What do you mean by that, specifically? If you just want the copy on another stream, you can use CUDA.stream! with do-block syntax to temporarily switch the current task to another stream, and perform a regular copy within. That’s even supposed to work when the kernels producing data on the array haven’t finished yet, as CUDA.jl should synchronize the previous stream that your array was used on when performing the copy and detecting a different stream, but I haven’t tested that specifically.
Sorry if that wasn’t clear.
What I meant was, in the example above, when I do
@sync for i = 1:n
@async begin
stream=CuStream()
@cuda threads=256 stream=stream kernel!(a_d, i)
a[:, i] .= Array(a_d[:, i])
end
end
for each i, the kernel launch and the memcopy occur on two different streams.
I want the memcopy to occur on the same stream after the kernel computation on that stream is completed.
I didn’t know about the do ... end block with streams though! That looks promising.
That’s even supposed to work when the kernels producing data on the array haven’t finished yet, as CUDA.jl should synchronize the previous stream that your array was used on when performing the copy and detecting a different stream, but I haven’t tested that specifically.
I wonder if this functionality isn’t working for me because all streams are accessing the same array. I don’t have a single array per stream.
I wouldn’t do that. It’s possible, but just change the stream for that task / @async block by calling stream! (without the do-block syntax).
Yeah that could be problematic, as it will cause additional synchronization. The assumption is currently baked into CUDA.jl’s memory handling: CUDA.jl/src/memory.jl at 76e2972814a0e7910f35ed3ad17b1a9198628f34 · JuliaGPU/CUDA.jl · GitHub
What’s the reason behind sharing arrays between different streams? Do you really have several kernels operating on subsets of the memory, only to copy the pieces of memory that are ready?
The reason for sharing a single array between different streams was to avoid redundant data copying from HtoD.

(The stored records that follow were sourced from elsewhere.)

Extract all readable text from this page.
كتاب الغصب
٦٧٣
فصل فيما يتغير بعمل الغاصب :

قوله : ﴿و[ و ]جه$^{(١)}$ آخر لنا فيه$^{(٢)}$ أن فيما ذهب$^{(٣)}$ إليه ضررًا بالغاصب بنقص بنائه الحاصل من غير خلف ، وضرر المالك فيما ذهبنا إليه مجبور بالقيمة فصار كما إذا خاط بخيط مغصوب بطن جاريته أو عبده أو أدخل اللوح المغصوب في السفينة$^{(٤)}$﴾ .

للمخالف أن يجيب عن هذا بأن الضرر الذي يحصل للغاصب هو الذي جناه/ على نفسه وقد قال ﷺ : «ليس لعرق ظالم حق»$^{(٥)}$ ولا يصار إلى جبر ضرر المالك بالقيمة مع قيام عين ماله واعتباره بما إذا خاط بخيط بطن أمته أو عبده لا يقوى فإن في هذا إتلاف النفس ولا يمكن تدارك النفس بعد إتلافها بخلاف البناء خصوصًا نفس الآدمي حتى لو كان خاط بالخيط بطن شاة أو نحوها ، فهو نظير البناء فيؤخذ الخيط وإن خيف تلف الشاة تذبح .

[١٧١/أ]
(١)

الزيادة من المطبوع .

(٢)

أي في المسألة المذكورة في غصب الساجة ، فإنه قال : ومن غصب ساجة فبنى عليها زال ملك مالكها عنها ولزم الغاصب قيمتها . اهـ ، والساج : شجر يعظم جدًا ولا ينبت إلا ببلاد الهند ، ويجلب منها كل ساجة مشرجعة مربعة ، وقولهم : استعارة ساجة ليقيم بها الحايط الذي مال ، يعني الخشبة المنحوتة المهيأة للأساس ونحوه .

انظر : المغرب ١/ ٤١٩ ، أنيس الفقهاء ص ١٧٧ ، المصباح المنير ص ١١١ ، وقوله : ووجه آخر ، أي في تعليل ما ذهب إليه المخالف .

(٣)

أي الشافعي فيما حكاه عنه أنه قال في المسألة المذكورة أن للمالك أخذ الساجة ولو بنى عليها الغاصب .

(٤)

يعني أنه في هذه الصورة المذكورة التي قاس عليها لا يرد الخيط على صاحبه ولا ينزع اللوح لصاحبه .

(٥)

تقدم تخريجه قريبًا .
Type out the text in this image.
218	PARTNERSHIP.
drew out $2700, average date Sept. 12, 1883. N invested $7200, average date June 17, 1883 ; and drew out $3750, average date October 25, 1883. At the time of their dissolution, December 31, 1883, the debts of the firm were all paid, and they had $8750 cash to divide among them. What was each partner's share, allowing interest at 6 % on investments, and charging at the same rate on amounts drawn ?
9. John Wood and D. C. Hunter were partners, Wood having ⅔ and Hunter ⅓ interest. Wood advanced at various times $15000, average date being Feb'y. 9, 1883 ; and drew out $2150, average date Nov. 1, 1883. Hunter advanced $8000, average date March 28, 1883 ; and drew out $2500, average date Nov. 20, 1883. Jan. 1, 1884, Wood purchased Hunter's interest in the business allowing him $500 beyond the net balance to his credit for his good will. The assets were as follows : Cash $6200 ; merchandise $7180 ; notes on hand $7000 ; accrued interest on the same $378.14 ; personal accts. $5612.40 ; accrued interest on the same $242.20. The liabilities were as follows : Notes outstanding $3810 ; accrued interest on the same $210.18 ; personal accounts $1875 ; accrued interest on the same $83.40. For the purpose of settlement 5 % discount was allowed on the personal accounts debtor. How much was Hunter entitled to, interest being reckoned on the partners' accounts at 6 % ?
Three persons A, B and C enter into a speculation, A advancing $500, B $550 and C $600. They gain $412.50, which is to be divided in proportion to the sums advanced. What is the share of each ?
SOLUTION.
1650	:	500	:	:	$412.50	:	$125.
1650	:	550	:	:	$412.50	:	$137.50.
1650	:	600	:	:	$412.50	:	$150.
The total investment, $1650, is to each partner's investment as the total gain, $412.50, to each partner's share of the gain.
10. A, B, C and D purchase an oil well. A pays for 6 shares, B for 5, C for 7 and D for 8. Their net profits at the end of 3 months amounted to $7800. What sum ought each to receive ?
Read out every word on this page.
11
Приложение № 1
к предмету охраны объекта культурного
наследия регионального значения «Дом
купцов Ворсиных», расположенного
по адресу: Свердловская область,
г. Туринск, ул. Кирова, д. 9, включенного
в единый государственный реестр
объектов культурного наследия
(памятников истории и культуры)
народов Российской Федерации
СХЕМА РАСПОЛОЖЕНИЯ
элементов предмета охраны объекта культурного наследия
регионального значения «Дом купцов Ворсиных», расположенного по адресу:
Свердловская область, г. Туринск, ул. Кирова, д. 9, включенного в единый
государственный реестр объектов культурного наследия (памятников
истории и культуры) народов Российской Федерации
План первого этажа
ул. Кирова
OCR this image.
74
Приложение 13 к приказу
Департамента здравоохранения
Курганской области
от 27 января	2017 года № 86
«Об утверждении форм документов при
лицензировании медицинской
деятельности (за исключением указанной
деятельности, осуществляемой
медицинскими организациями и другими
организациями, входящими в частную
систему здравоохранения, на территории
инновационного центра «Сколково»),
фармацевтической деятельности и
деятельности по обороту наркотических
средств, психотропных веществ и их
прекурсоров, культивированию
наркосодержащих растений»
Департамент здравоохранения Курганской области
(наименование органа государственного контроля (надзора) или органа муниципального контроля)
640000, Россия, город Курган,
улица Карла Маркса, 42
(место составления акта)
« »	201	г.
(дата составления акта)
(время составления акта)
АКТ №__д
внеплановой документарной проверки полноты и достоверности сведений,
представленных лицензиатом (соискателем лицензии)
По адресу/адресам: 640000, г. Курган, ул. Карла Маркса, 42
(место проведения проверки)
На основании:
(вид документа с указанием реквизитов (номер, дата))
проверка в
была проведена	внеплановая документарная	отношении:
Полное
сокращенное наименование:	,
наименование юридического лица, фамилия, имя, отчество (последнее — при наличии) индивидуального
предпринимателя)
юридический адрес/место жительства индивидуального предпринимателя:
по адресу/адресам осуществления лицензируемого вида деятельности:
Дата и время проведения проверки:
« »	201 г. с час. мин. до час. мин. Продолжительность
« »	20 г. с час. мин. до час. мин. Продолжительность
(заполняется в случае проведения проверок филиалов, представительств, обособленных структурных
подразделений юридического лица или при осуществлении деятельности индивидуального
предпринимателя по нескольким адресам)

I’m working on a particle interaction problem where there are certain common clusters of particles that interact with ‘target’ particles. I was initially using separate arrays per stream, but then, those common clusters were copied over to the GPU redundantly.
When each stream works on a subset of the large array, there are no redundant copy operations, and instead just a single large initial copy operation.
At this point, these are experimental algorithms, so I’m still figuring out if there’s a better way to do it, but for now, the stream! do ... end block seems to do the job for me like so:
streams = Vector{CuStream}(undef, nstreams)
# Launch all streams asynchronously
for i = 1:nstreams
streams[i] = CuStream()
@cuda threads=256 stream=streams[i] kernel!(a_d, i)
end
# Memcopy using the same streams to ensure synchronization
for i = 1:nstreams
stream!(streams[i]) do
a[:, i] .= Array(a_d[:, i])
end
end
However, like you mentioned, I think there might be additional synchronization that’s occurring that’s costing me performance.